Vous savez déjà que je voyais souvent Mesdemoiselles de Lorraine. Nous voulûmes absolument aller au Parlement pour la séance royale, et le Premier Président s’y employa de son mieux sans pouvoir y parvenir, parce que M. le Régent avait fait réserver deux places dans la tribune pour Milord et Miladi Stairs ( l’ambassadeur et l’ambassadrice d’Angleterre), et que nous étions Jacobites au point de ne les pouvoir envisager de sang-froid.
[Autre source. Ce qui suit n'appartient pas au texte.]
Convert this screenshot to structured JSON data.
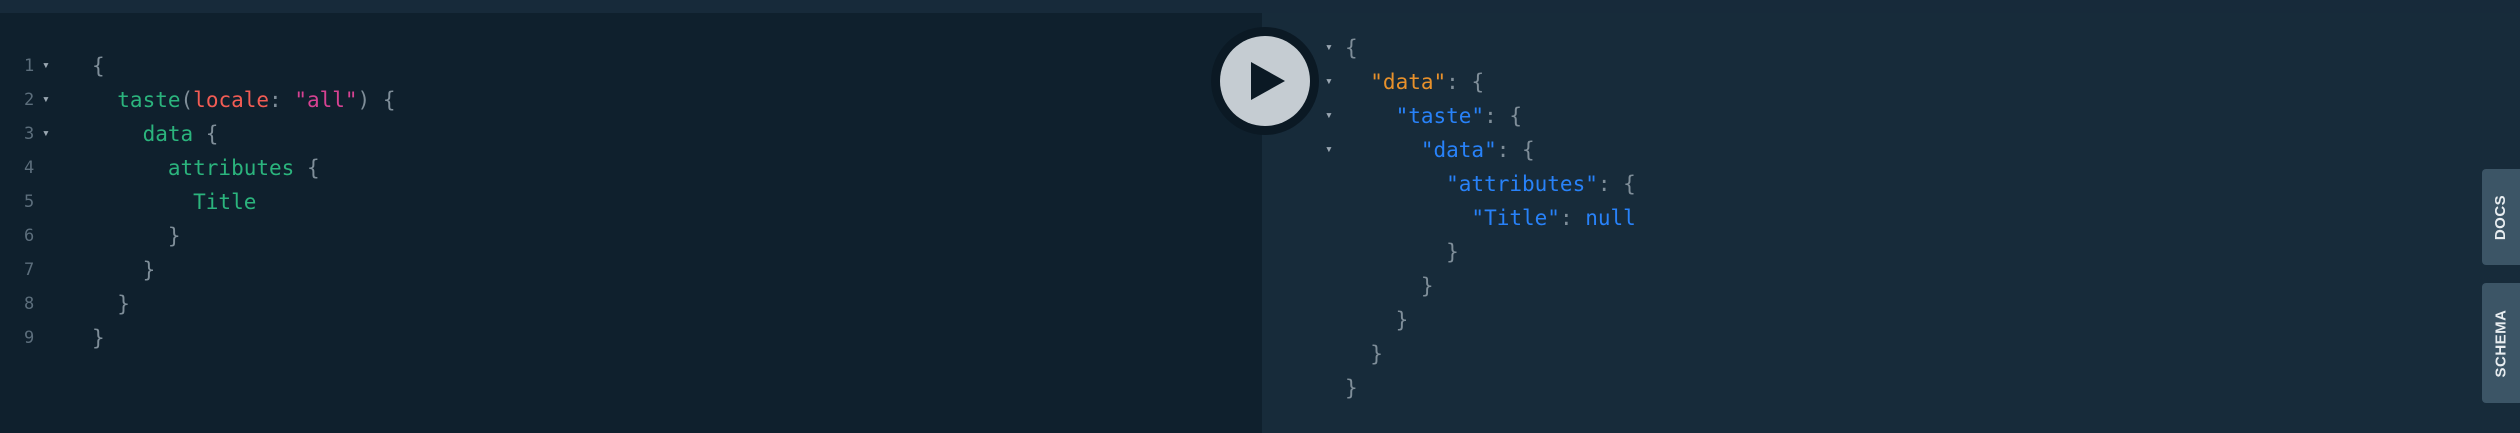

Nous refusâmes de nous trouver en compagnie de ces orangistes, et l’on nous plaça de plain-pied dans une embrasure de fenêtre auprès du lit de justice, sous la garde de deux huissiers du Parlement, qui nous couvaient des yeux comme auraient fait des duègnes de Caldéron ou de Lope de Véga.

Tout ce que j’ai vu de cette première séance de la cour des Pairs sous le nouveau règne, m’a souvent donné à penser.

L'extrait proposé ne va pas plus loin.